Ketiga, Heideger tidak membahas level kesadaran, instrumen pengetahuan, dan  level alam. Coba kita lihat dan bandingkan dengan Fisafat Mistisme yang membahas dengan cukup jelas, bahwa bahasa hati/ilham/intuisi para seniman semakna dengan  bahasa mistal/imajinal. Sejauh-jaunya seniman mendapatkan intuisi menurut pemahaman subjektif saya, hanya sampai pada level (alam) barzah, alam paska kematian, setinggi-tingginya alam imajinasi seniman, level kesadaranya masih dalam alam mimpi. Seniman masih akan kesulitan memaknai simbol-simbol mimpi secara akurat. Pengalaman jenis ini adalah pengalaman jenis ekstrovert yaitu pendahuluan memasuki alam berikutnya, yang  tidak hanya dialami seniman tetapi juga  ilmuan.  Contohnya, pengalaman  kesatuan luminaous ( benda-benda sekitarnya tiba-tiba menghilang) oleh filsuf atheis-eksistensialis J.P Satre,  juga pengalaman Fritjof Capra yang mampu melihat paralelisme konsep fisika modern dengan konsep Taoisme.

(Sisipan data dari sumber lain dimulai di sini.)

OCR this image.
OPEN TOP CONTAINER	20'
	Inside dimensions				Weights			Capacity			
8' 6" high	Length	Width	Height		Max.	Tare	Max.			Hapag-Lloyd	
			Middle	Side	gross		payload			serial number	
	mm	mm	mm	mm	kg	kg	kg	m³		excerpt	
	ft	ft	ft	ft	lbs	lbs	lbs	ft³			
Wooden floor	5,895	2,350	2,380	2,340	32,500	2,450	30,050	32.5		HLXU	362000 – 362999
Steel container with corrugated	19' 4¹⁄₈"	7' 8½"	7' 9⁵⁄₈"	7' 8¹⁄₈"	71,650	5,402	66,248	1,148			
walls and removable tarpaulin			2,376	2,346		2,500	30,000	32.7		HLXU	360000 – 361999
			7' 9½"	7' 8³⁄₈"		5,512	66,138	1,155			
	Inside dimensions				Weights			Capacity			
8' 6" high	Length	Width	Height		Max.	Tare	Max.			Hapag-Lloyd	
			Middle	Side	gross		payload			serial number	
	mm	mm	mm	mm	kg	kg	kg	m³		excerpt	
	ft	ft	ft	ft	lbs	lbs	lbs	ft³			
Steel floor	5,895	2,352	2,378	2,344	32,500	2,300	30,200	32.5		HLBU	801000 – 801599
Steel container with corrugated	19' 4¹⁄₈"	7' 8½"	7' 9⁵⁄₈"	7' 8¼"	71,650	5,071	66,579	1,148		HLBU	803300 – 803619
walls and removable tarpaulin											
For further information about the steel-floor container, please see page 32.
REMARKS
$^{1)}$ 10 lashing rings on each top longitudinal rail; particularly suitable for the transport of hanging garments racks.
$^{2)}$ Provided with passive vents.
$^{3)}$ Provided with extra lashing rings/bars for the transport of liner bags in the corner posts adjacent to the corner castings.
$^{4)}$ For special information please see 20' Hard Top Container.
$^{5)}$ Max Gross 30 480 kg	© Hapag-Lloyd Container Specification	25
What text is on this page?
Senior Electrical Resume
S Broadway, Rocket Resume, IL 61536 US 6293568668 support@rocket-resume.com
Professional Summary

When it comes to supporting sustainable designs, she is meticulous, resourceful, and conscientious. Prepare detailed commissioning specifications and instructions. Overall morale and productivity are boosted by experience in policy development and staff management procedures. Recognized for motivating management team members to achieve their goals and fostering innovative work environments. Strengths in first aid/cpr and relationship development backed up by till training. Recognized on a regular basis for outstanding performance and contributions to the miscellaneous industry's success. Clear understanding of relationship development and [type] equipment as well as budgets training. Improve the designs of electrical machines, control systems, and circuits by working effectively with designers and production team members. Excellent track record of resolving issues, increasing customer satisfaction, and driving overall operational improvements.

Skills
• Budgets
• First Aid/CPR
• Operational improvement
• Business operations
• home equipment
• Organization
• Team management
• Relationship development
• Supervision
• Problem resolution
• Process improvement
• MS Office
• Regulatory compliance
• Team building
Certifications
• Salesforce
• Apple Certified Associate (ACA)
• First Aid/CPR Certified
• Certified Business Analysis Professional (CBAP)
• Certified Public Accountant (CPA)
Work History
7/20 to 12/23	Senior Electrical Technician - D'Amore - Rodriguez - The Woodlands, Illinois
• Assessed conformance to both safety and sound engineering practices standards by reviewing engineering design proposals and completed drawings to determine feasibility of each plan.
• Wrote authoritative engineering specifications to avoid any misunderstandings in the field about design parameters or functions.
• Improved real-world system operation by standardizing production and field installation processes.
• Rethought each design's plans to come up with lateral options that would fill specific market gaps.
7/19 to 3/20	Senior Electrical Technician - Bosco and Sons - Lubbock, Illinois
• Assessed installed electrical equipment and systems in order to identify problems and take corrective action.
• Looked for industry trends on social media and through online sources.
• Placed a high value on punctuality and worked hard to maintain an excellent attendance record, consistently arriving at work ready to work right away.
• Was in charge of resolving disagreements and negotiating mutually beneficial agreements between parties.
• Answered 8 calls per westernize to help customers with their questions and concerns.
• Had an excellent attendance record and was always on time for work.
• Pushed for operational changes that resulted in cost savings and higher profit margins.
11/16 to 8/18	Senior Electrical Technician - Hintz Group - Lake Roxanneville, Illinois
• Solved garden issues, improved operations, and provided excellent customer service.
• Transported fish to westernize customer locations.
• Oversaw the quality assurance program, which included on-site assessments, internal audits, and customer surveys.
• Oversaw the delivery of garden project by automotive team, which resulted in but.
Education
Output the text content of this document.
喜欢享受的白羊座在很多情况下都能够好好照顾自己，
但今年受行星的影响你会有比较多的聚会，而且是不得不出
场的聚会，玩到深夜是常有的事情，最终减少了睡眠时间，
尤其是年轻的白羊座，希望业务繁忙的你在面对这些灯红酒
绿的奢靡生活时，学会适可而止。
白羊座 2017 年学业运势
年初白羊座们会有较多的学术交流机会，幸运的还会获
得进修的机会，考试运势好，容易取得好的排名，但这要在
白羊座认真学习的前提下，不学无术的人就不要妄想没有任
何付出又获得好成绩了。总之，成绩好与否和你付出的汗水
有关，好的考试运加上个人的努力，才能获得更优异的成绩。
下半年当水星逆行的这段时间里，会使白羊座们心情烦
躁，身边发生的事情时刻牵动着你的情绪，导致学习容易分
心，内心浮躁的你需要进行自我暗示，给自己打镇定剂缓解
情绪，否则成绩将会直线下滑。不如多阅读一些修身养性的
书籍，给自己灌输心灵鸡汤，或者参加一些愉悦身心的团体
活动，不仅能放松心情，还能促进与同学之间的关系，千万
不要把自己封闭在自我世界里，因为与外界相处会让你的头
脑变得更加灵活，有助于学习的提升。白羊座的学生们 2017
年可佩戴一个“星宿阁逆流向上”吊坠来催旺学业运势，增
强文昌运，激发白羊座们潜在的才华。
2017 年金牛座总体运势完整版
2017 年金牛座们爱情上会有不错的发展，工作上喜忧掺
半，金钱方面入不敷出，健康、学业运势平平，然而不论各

Keempat, Heidegger tidak cukup jeli menangkap apakah jiwa menangkap absurditas atau fana. Heidegger tidak membahas bahan bakar puisi dari absurditas yang berisi (agnotisme, relatifisme, atheisme negatif) dan  bahan bakar puisi dari fana (level kesatuan) yang sampai puncaknya pada fana fillah seperti dalam pembahasan Filsafat Mistisisme.

Kondisi fana (maqom) dan hal (keadaan cepat) adalah ladang para sufi mengungkapkan perasaanya. Perasaan yang sublim (dhauq) dari para sufi itu bukan sejenis perasaan kebingungan terhadap absurditas kehidupan seperti yang ditangkap Nietche dan banyak seniman  yang setia pada  absurditas.

Kelima, masalah level kesadaran Heidegger dapat ditemukan jawabanya secara sempurna oleh Imam Khomeini dengan penjelasan level-level  kesadaran tawajjuh. Pertama, tawajjuh lahiriyyah (pada titik tunggal berpaling dari kasrah/keragaman), kedua, tawajjuh al-qalbiyyah malakuttiyah-alkatsrah malakutiyah (al-katsrah sudah hilang), ketiga, tawajjuh batiniyah jabarutiyah, dengan ciri-al-mulk (alam materi) dan malakut sudah terhapus, hanya tinggal berhadapan dengan cahaya aljabarutiyah dan mengarah pada satu cahaya tunggal kemudian nantinya juga akan hilang dari perhatian. Keempat,  tawajjuh al-asma’iyyah (dalam al-a’yan tsabitah) akan menembus nama dan sifat, semua nama hilang dan akan tinggal hanya satu nama tunggal, al-itsm al A’zham.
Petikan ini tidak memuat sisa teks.